South Korea on Tuesday reported its first two deaths from an outbreak of Middle East Respiratory Syndrome (MERS).
A second South Korean victim, an 85-year-old woman, died of acute respiratory system failure after coming in contact with the first MERS patient, a 71-year-old man, who also died of the same cause.
The South Korean health ministry on Tuesday reported several new cases that has now brought the total number of MERS patients in the region to 25, Reuters reported.
According to the European Centre for Disease Prevention and Control, South Korea now officially has the third highest number of cases after Saudi Arabia and United Arab Emirates.
A South Korean national, who had defied the quarantine, has become the first MERS case in China.

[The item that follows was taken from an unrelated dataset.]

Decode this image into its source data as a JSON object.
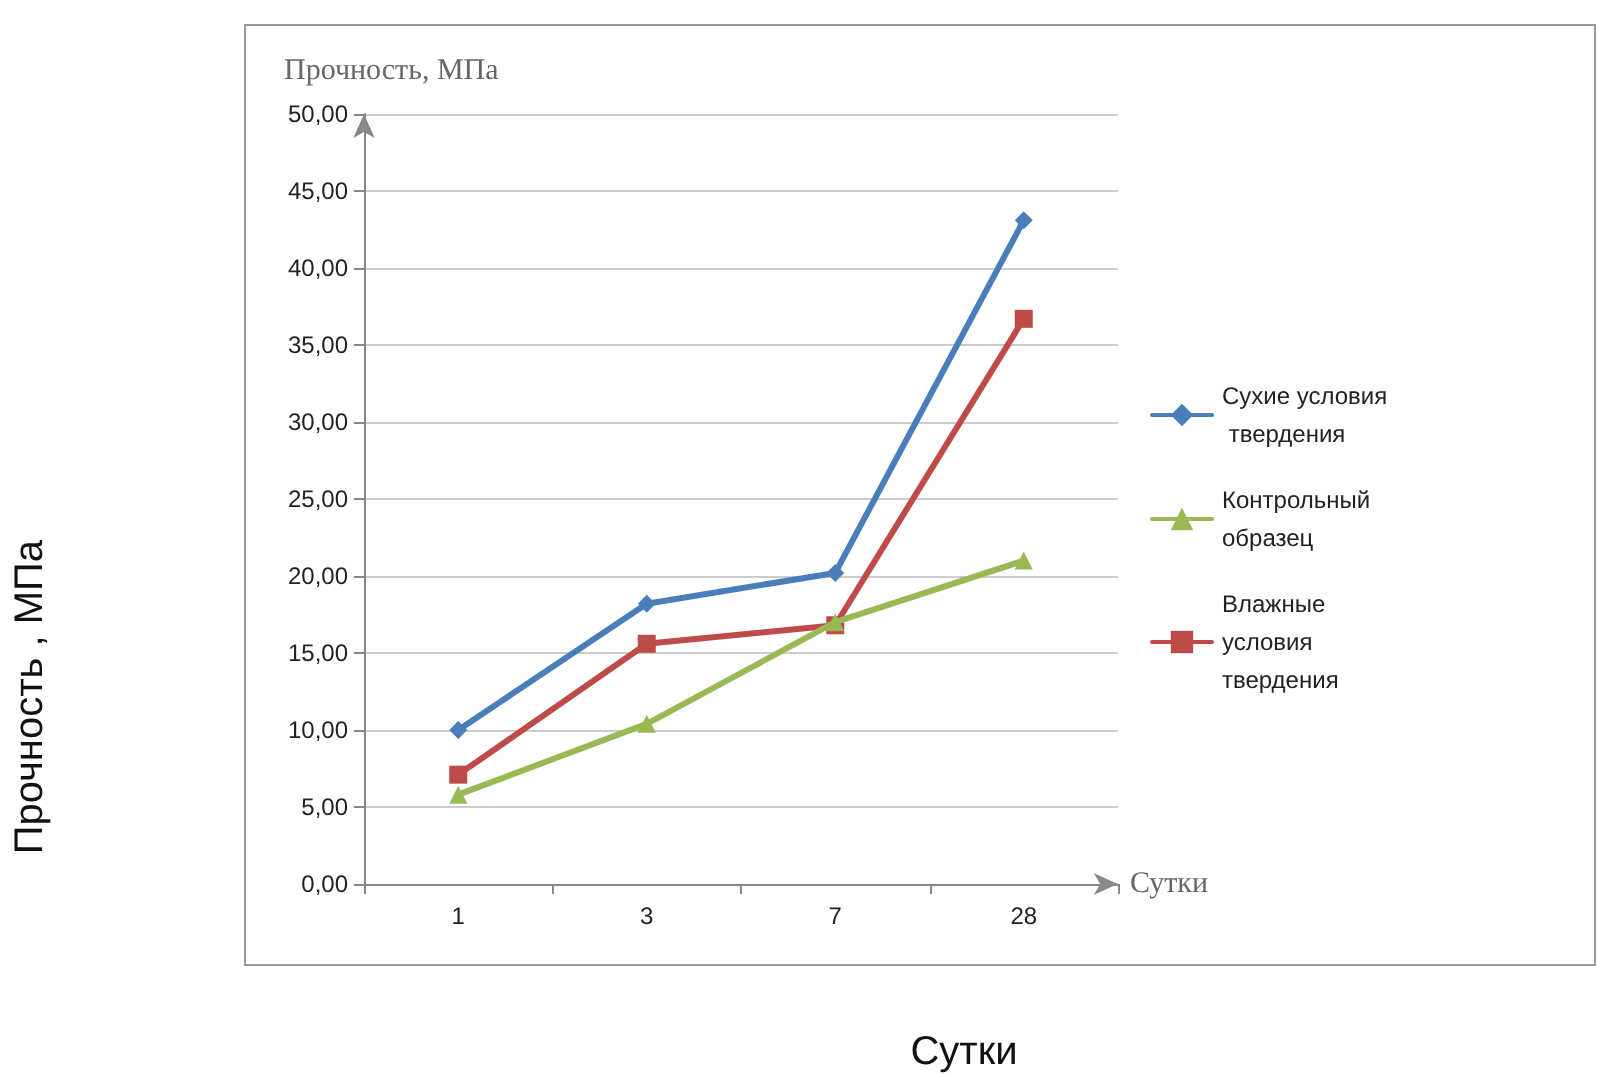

Following this, the South Korean authorities have imposed a travel ban on the nearly 700 people, isolated on grounds of possible infection.
In the meantime, the National Health and Family Planning Commission of China has said that the 44-year-old South Korean businessman entered the country with a fever on Monday and he landed in Hong Kong on Tuesday, before travelling to the internal immigration border in Guangdong province by cross-border bus.
China has currently put him in an isolation ward and notified the WHO, RFA reported.
The Chinese authorities are now trying to trace all the people the South Korean national may have come in contact with, including the 158 passengers on Asiana Airlines Flight 723.
MERS Virus
The first fatal MERS case was recorded in June 2012 in Saudi Arabia and was linked to Camels.
The deadly virus that, according to WHO, is not so contagious and belongs to the family of coronaviruses that includes the common cold and Sars, and can cause fever, breathing problems, pneumonia and kidney failure.
According to the European Centre for Disease Prevention and Control, there has been 1,167 cases of MERS worldwide, of which 479 have died.